TORONTO -- While your plastic tea bag steeps in hot water, it could also be secreting billions of microplastics into your cup, according to a new Canadian study.

The McGill University research found that a single plastic tea bag brewed at 95 C released more than 11 billion microplastics and more than 3 billion nanoplastics into a single cup.

Such bags often look like silk and are called “silky or silken” on the packaging, but are more structured and use plastic to keep their shape.

That’s the highest level of tiny plastic particles found in any food or beverage item tested for microplastics to date, the researchers told CTVNews.ca. The particles measured no larger than 200 micrometres in size and equaled 16 micrograms per cup.

We were expecting to see maybe a couple hundred or a couple thousand particles. We were shocked when we saw billions of particles being released into a single cup,” said chemical engineering professor and lead researcher Nathalie Tufenkji.

Even in room temperature water, the tea bags secreted high levels of plastic, though it was about 300 times less than brewing temperature, according to the results published in the journal Environmental Science & Technology.

The researchers tested four brands of common plastic tea bags, including their loose-leaf varieties, which didn’t release any plastic into the cup. “We bought the same brand loose leaf tea and we didn’t see anything like this,” said Tufenkji.

They also conducted experiments on cut and emptied tea bags to determine that the particles originated in the tea bag material, not the tea itself.

In the steeped tea bags, they found nylon and polyethylene terephthalate, or PET, which is widely used to help some tea bags hold their shape.

“It’s the exact same material that the tea bag is made of,” she said, adding that many might be surprised the bags are even plastic at all.
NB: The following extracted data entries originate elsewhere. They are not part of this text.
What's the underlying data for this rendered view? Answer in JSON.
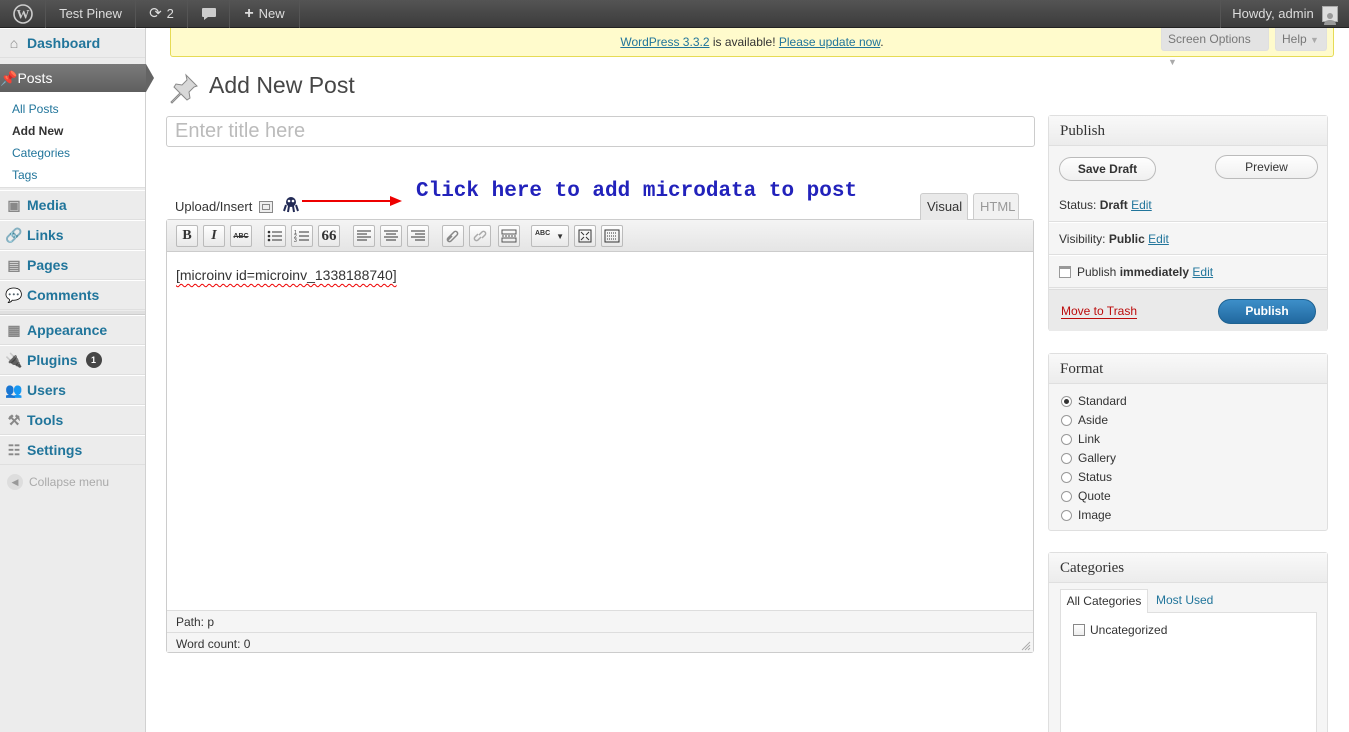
{
  "adminbar": {
    "site_name": "Test Pinew",
    "updates_count": "2",
    "new_label": "New",
    "howdy": "Howdy, admin"
  },
  "sidebar": {
    "dashboard": "Dashboard",
    "posts": "Posts",
    "submenu": [
      "All Posts",
      "Add New",
      "Categories",
      "Tags"
    ],
    "media": "Media",
    "links": "Links",
    "pages": "Pages",
    "comments": "Comments",
    "appearance": "Appearance",
    "plugins": "Plugins",
    "plugins_badge": "1",
    "users": "Users",
    "tools": "Tools",
    "settings": "Settings",
    "collapse": "Collapse menu"
  },
  "notice": {
    "version_link": "WordPress 3.3.2",
    "middle": " is available! ",
    "update_link": "Please update now",
    "end": "."
  },
  "screen_options": "Screen Options",
  "help": "Help",
  "page_title": "Add New Post",
  "title_placeholder": "Enter title here",
  "upload_insert": "Upload/Insert",
  "annotation": "Click here to add microdata to post",
  "tabs": {
    "visual": "Visual",
    "html": "HTML"
  },
  "toolbar": {
    "bold": "B",
    "italic": "I",
    "strike": "ABC",
    "quote": "66",
    "spell": "ABC"
  },
  "editor": {
    "content": "[microinv id=microinv_1338188740]",
    "path_label": "Path:",
    "path_value": "p",
    "word_count": "Word count: 0"
  },
  "publish": {
    "heading": "Publish",
    "save_draft": "Save Draft",
    "preview": "Preview",
    "status_label": "Status:",
    "status_value": "Draft",
    "visibility_label": "Visibility:",
    "visibility_value": "Public",
    "publish_label": "Publish",
    "publish_value": "immediately",
    "edit": "Edit",
    "trash": "Move to Trash",
    "publish_button": "Publish"
  },
  "format": {
    "heading": "Format",
    "options": [
      "Standard",
      "Aside",
      "Link",
      "Gallery",
      "Status",
      "Quote",
      "Image"
    ],
    "selected": "Standard"
  },
  "categories": {
    "heading": "Categories",
    "tab_all": "All Categories",
    "tab_most": "Most Used",
    "items": [
      "Uncategorized"
    ]
  },
  "colors": {
    "accent": "#21759b",
    "publish_blue": "#2a7fbd",
    "trash_red": "#bc0b0b",
    "annotation": "#2222bb"
  }
}
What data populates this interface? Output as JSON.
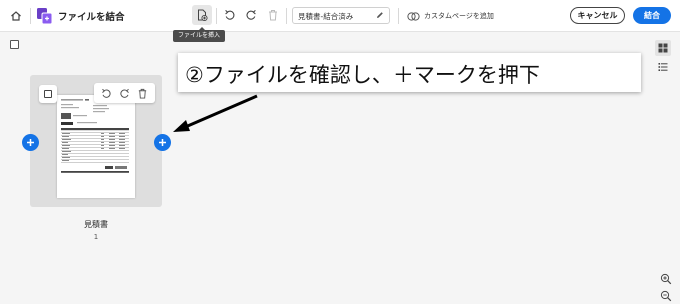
{
  "toolbar": {
    "title": "ファイルを結合",
    "filename": "見積書-結合済み",
    "custom_page_label": "カスタムページを追加",
    "cancel_label": "キャンセル",
    "combine_label": "結合",
    "accent_color": "#1473e6"
  },
  "tooltip": {
    "text": "ファイルを挿入"
  },
  "icons": {
    "home": "home-icon",
    "app": "combine-files-icon",
    "insert": "insert-file-icon",
    "undo": "undo-icon",
    "redo": "redo-icon",
    "delete": "trash-icon",
    "edit": "pencil-icon",
    "custom_page": "add-custom-page-icon",
    "grid_view": "grid-view-icon",
    "list_view": "list-view-icon",
    "zoom_in": "zoom-in-icon",
    "zoom_out": "zoom-out-icon",
    "add": "plus-icon"
  },
  "page": {
    "label": "見積書",
    "number": "1"
  },
  "callout": {
    "text": "②ファイルを確認し、＋マークを押下"
  }
}
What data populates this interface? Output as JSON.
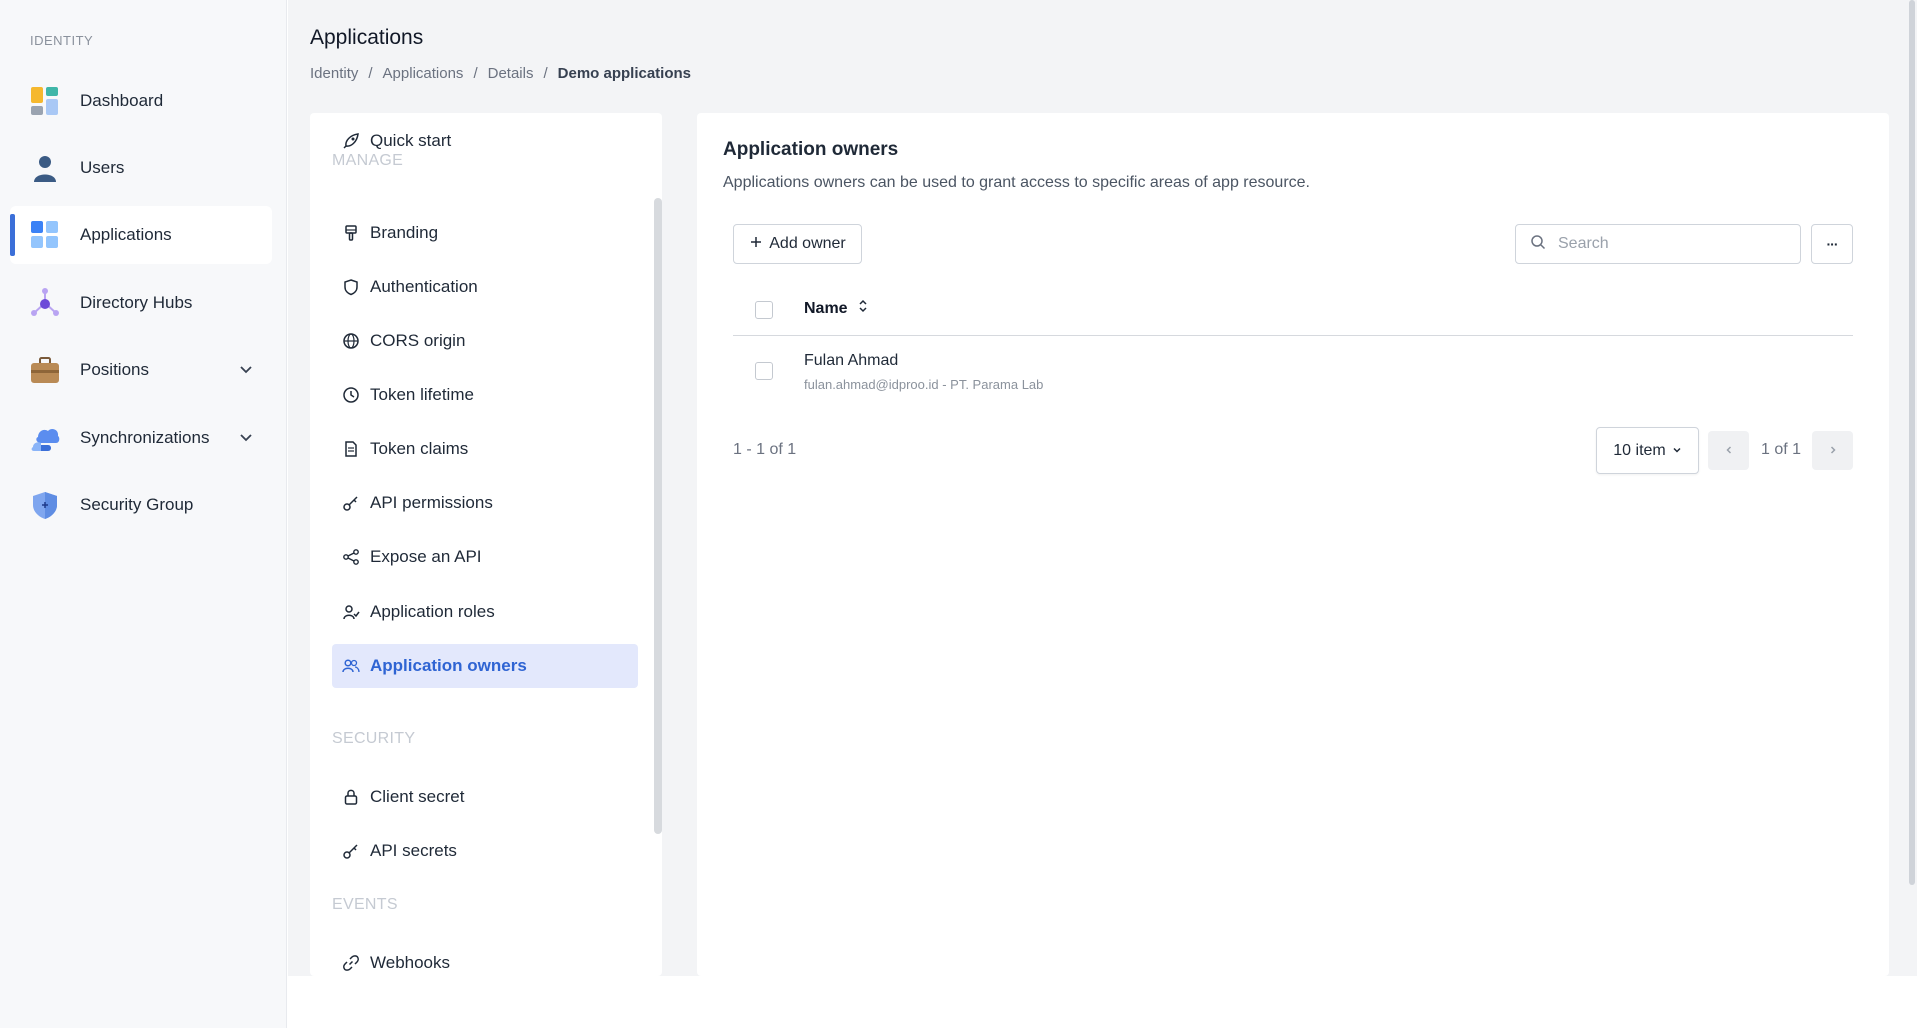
{
  "sidebar": {
    "section_label": "IDENTITY",
    "items": [
      {
        "label": "Dashboard",
        "icon": "dashboard-icon"
      },
      {
        "label": "Users",
        "icon": "user-icon"
      },
      {
        "label": "Applications",
        "icon": "applications-icon",
        "active": true
      },
      {
        "label": "Directory Hubs",
        "icon": "directory-hub-icon"
      },
      {
        "label": "Positions",
        "icon": "briefcase-icon",
        "expandable": true
      },
      {
        "label": "Synchronizations",
        "icon": "cloud-sync-icon",
        "expandable": true
      },
      {
        "label": "Security Group",
        "icon": "shield-icon"
      }
    ]
  },
  "header": {
    "title": "Applications",
    "breadcrumb": [
      "Identity",
      "Applications",
      "Details",
      "Demo applications"
    ],
    "breadcrumb_separator": "/"
  },
  "submenu": {
    "quick_start": "Quick start",
    "sections": {
      "manage": "MANAGE",
      "security": "SECURITY",
      "events": "EVENTS"
    },
    "items": {
      "branding": "Branding",
      "authentication": "Authentication",
      "cors": "CORS origin",
      "token_lifetime": "Token lifetime",
      "token_claims": "Token claims",
      "api_permissions": "API permissions",
      "expose_api": "Expose an API",
      "app_roles": "Application roles",
      "app_owners": "Application owners",
      "client_secret": "Client secret",
      "api_secrets": "API secrets",
      "webhooks": "Webhooks"
    },
    "active": "app_owners"
  },
  "content": {
    "title": "Application owners",
    "description": "Applications owners can be used to grant access to specific areas of app resource.",
    "add_button": "Add owner",
    "search_placeholder": "Search",
    "more_label": "···",
    "columns": [
      "Name"
    ],
    "rows": [
      {
        "name": "Fulan Ahmad",
        "subtitle": "fulan.ahmad@idproo.id - PT. Parama Lab"
      }
    ],
    "pagination": {
      "range": "1 - 1 of 1",
      "page_size": "10 item",
      "page": "1 of 1"
    }
  },
  "colors": {
    "accent": "#3b6fd8",
    "active_bg": "#e3e8fc",
    "page_bg": "#f3f4f6"
  }
}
Tufenkji herself was surprised when she got the inspiration for the study on her way to work one morning. The bag in her cup of tea looked plastic, which puzzled her.

“That doesn’t really make sense to put plastic into hot water,” she recalled thinking. So she went back to her McGill lab and launched the study with PhD student Laura Hernandez and collaborator Hans Larsson.

They have decided not to disclose the brand names tested because they can’t be sure if the plastic variety of tea bag will stay on the market in the midst of a global movement to reduce and ban plastic use. Last year, Co-op Food announced a move to bio-degradable bags and PG Tips switched to plastic-free corn starch tea bag products.

More extensive research is needed to understand potential health risks of ingesting microplastics. A toxicity test on water fleas in the McGill study found that the particles caused significant behavioural and development effects, but didn’t kill them. “It points to the need for more studies,” said Tufenkji.